After looking through the Sql GDK, I found a method named Sql.withBatch() that performs batch manipulation of records in a database. See the following code for illustration:
[code]
Sql sql = Sql.newInstance("jdbc:sqlite:/home/ron/Desktop/test.db", "org.sqlite.JDBC")
sql.execute("create table dummyTable(number)")
Long startTime = System.currentTimeMillis()
100.times {
sql.execute("insert into dummyTable(number) values(${it})")
}
Long endTime = System.currentTimeMillis()
println "Time taken: " + ((endTime – startTime)/1000)
[/code]
The output of the above code comes out to be 14.313 seconds. That is to execute 100 insert statements with only a single attribute, it would take around 15 seconds. The time taken to insert records is dependent on the number of records being inserted and increases exponentially. Clearly a performance bottleneck in any application involving batch inserts and updates.

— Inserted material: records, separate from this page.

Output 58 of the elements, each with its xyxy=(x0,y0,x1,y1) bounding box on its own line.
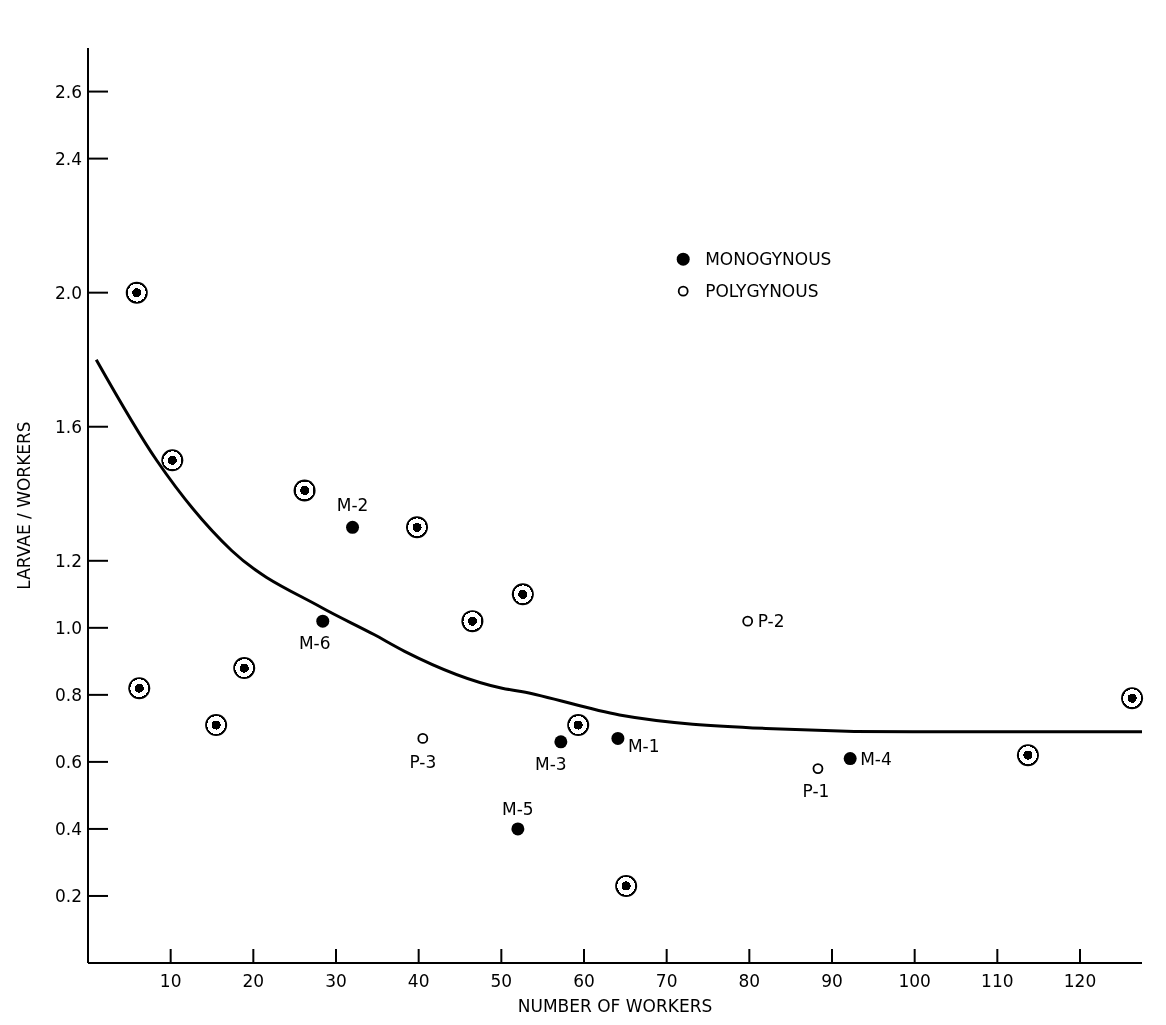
point xyxy=(511,822,525,836)
point xyxy=(205,714,228,737)
point xyxy=(1016,744,1039,767)
x-tick-label: 80 xyxy=(738,971,761,991)
annotation: M-2 xyxy=(336,495,369,516)
point xyxy=(346,520,360,534)
legend-label: MONOGYNOUS xyxy=(705,249,832,270)
annotation: M-5 xyxy=(502,798,534,819)
y-axis-title: LARVAE / WORKERS xyxy=(14,421,34,590)
y-tick-label: 1.0 xyxy=(54,617,82,638)
x-tick-label: 70 xyxy=(655,971,678,991)
x-tick-label: 50 xyxy=(490,971,513,991)
x-tick-label: 20 xyxy=(242,971,265,991)
point xyxy=(233,657,256,680)
annotation: M-3 xyxy=(535,753,567,774)
annotation: P-2 xyxy=(757,611,785,632)
point xyxy=(1121,687,1144,710)
point xyxy=(742,615,754,627)
point xyxy=(511,583,534,606)
x-tick-label: 100 xyxy=(898,971,931,991)
annotation: M-4 xyxy=(860,748,892,769)
y-tick-label: 1.2 xyxy=(54,550,82,571)
x-tick-label: 110 xyxy=(981,971,1014,991)
annotation: P-3 xyxy=(409,752,437,773)
x-tick-label: 10 xyxy=(159,971,182,991)
point xyxy=(128,677,151,700)
y-tick-label: 1.6 xyxy=(54,416,82,437)
y-tick-label: 0.8 xyxy=(54,684,82,705)
point xyxy=(406,516,429,539)
point xyxy=(615,874,638,897)
y-tick-label: 2.0 xyxy=(54,282,82,303)
y-tick-label: 0.4 xyxy=(54,818,82,839)
x-tick-label: 40 xyxy=(407,971,430,991)
y-tick-label: 2.4 xyxy=(54,148,82,169)
point xyxy=(125,281,148,304)
point xyxy=(461,610,484,633)
point xyxy=(567,714,590,737)
x-tick-label: 90 xyxy=(821,971,843,991)
point xyxy=(554,735,568,749)
x-tick-label: 60 xyxy=(573,971,595,991)
x-axis-title: NUMBER OF WORKERS xyxy=(517,996,713,1016)
annotation: M-6 xyxy=(298,633,331,654)
annotation: M-1 xyxy=(627,736,660,757)
legend-label: POLYGYNOUS xyxy=(705,281,819,302)
point xyxy=(611,731,625,745)
point xyxy=(161,449,184,472)
x-tick-label: 120 xyxy=(1063,971,1097,991)
line-series xyxy=(94,358,1144,734)
y-tick-label: 0.2 xyxy=(54,885,82,906)
point xyxy=(843,752,857,766)
point xyxy=(316,614,330,628)
point xyxy=(293,479,316,502)
x-tick-label: 30 xyxy=(325,971,347,991)
y-tick-label: 0.6 xyxy=(54,751,82,772)
annotation: P-1 xyxy=(802,780,830,801)
point xyxy=(417,733,429,744)
point xyxy=(812,763,824,774)
y-tick-label: 2.6 xyxy=(54,81,82,102)
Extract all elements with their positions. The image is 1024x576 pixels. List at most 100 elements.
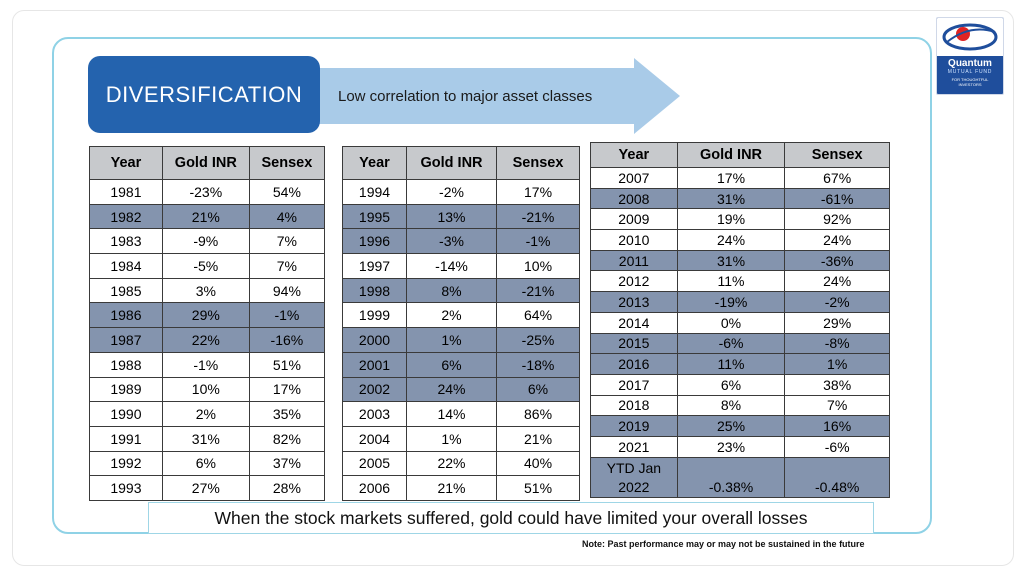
sensex-cell: 82%	[248, 425, 326, 452]
sensex-cell: 64%	[496, 302, 580, 329]
table-row: 1991 31% 82%	[89, 425, 326, 452]
gold-inr-cell: 19%	[676, 208, 786, 231]
sensex-cell: -61%	[784, 187, 890, 210]
returns-table-1981-1993: Year Gold INR Sensex 1981 -23% 54% 1982 21% 4…	[89, 146, 326, 501]
year-cell: 2017	[590, 373, 678, 396]
table-row: 2000 1% -25%	[342, 327, 580, 353]
sensex-cell: 7%	[784, 394, 890, 417]
sensex-cell: 7%	[248, 253, 326, 279]
year-cell: 1995	[342, 203, 407, 230]
sensex-cell: 4%	[248, 203, 326, 230]
gold-inr-cell: 17%	[676, 167, 786, 189]
logo-tagline-1: FOR THOUGHTFUL	[951, 77, 989, 82]
ytd-sensex-cell: -0.48%	[784, 456, 890, 498]
year-cell: 1981	[89, 179, 163, 205]
col-gold-inr: Gold INR	[676, 142, 786, 168]
year-cell: 1991	[89, 425, 163, 452]
sensex-cell: 17%	[248, 376, 326, 403]
year-cell: 1986	[89, 302, 163, 329]
gold-inr-cell: -6%	[676, 332, 786, 355]
table-row: 2015 -6% -8%	[590, 332, 890, 355]
gold-inr-cell: 11%	[676, 353, 786, 375]
year-cell: 2004	[342, 425, 407, 452]
sensex-cell: 24%	[784, 229, 890, 251]
gold-inr-cell: -9%	[161, 228, 250, 255]
table-row: 2002 24% 6%	[342, 376, 580, 403]
sensex-cell: 51%	[248, 351, 326, 378]
table-row: 1983 -9% 7%	[89, 228, 326, 255]
sensex-cell: 37%	[248, 450, 326, 477]
table-row: 1998 8% -21%	[342, 277, 580, 304]
sensex-cell: -1%	[496, 228, 580, 255]
ytd-year-cell: YTD Jan 2022	[590, 456, 678, 498]
sensex-cell: 16%	[784, 415, 890, 437]
sensex-cell: -18%	[496, 351, 580, 378]
sensex-cell: 29%	[784, 311, 890, 334]
sensex-cell: 51%	[496, 475, 580, 501]
table-row: 2013 -19% -2%	[590, 291, 890, 313]
year-cell: 1982	[89, 203, 163, 230]
gold-inr-cell: -3%	[405, 228, 498, 255]
year-cell: 2002	[342, 376, 407, 403]
year-cell: 1996	[342, 228, 407, 255]
table-row: 1987 22% -16%	[89, 327, 326, 353]
table-row: 1994 -2% 17%	[342, 179, 580, 205]
col-sensex: Sensex	[248, 146, 326, 180]
sensex-cell: 54%	[248, 179, 326, 205]
year-cell: 2011	[590, 249, 678, 272]
year-cell: 2008	[590, 187, 678, 210]
gold-inr-cell: 14%	[405, 401, 498, 427]
logo-mark-icon	[937, 18, 1003, 56]
gold-inr-cell: 22%	[405, 450, 498, 477]
sensex-cell: 86%	[496, 401, 580, 427]
year-cell: 2019	[590, 415, 678, 437]
arrow-shape	[316, 58, 680, 134]
returns-table-2007-2022: Year Gold INR Sensex 2007 17% 67% 2008 31% -6…	[590, 142, 890, 498]
table-row: 2006 21% 51%	[342, 475, 580, 501]
table-row: 2011 31% -36%	[590, 249, 890, 272]
sensex-cell: -36%	[784, 249, 890, 272]
sensex-cell: 92%	[784, 208, 890, 231]
gold-inr-cell: 21%	[405, 475, 498, 501]
table-row: 1985 3% 94%	[89, 277, 326, 304]
table-row: 2017 6% 38%	[590, 373, 890, 396]
table-row: 2008 31% -61%	[590, 187, 890, 210]
year-cell: 1992	[89, 450, 163, 477]
gold-inr-cell: -19%	[676, 291, 786, 313]
gold-inr-cell: 24%	[676, 229, 786, 251]
col-year: Year	[342, 146, 407, 180]
sensex-cell: -16%	[248, 327, 326, 353]
table-row: 2018 8% 7%	[590, 394, 890, 417]
sensex-cell: 38%	[784, 373, 890, 396]
gold-inr-cell: 0%	[676, 311, 786, 334]
year-cell: 2021	[590, 435, 678, 458]
gold-inr-cell: 24%	[405, 376, 498, 403]
gold-inr-cell: 25%	[676, 415, 786, 437]
ytd-label-line-2: 2022	[618, 478, 650, 495]
sensex-cell: 35%	[248, 401, 326, 427]
year-cell: 1998	[342, 277, 407, 304]
gold-inr-cell: 2%	[405, 302, 498, 329]
table-row: 1997 -14% 10%	[342, 253, 580, 279]
gold-inr-cell: 8%	[676, 394, 786, 417]
year-cell: 1994	[342, 179, 407, 205]
gold-inr-cell: 23%	[676, 435, 786, 458]
gold-inr-cell: 21%	[161, 203, 250, 230]
gold-inr-cell: 31%	[676, 249, 786, 272]
callout-box: When the stock markets suffered, gold co…	[148, 502, 874, 534]
sensex-cell: -8%	[784, 332, 890, 355]
table-row: 2014 0% 29%	[590, 311, 890, 334]
ytd-gold-cell: -0.38%	[676, 456, 786, 498]
table-row: 2009 19% 92%	[590, 208, 890, 231]
gold-inr-cell: 29%	[161, 302, 250, 329]
gold-inr-cell: -5%	[161, 253, 250, 279]
sensex-cell: 21%	[496, 425, 580, 452]
gold-inr-cell: 31%	[676, 187, 786, 210]
table-row: 2003 14% 86%	[342, 401, 580, 427]
sensex-cell: -21%	[496, 277, 580, 304]
col-sensex: Sensex	[784, 142, 890, 168]
table-row: 1989 10% 17%	[89, 376, 326, 403]
sensex-cell: 67%	[784, 167, 890, 189]
table-row: 1984 -5% 7%	[89, 253, 326, 279]
returns-table-1994-2006: Year Gold INR Sensex 1994 -2% 17% 1995 13% -2…	[342, 146, 580, 501]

Let us consider the same code and the performance with the withBatch() closure.
[code]
Sql sql = Sql.newInstance("jdbc:sqlite:/home/ron/Desktop/test.db", "org.sqlite.JDBC")
sql.execute("create table dummyTable(number)")
Long startTime = System.currentTimeMillis()
sql.withBatch {stmt->
100.times {
stmt.addBatch("insert into dummyTable(number) values(${it})")
}
stmt.executeBatch()
}
Long endTime = System.currentTimeMillis()
println "Time taken: " + ((endTime – startTime)/1000)
[/code]
The time taken with the above code comes out to be 0.103 seconds! A remarkable performance improvement over the conventional method of inserting records using the execute() method.
The only drawback with using the withBatch() closure is that it does not allow prepared statements to be added to the batch. This limits the use of batch statements as we have to manually create insert or update statements.
Thanks a lot!
Save tens of seconds for my application performance!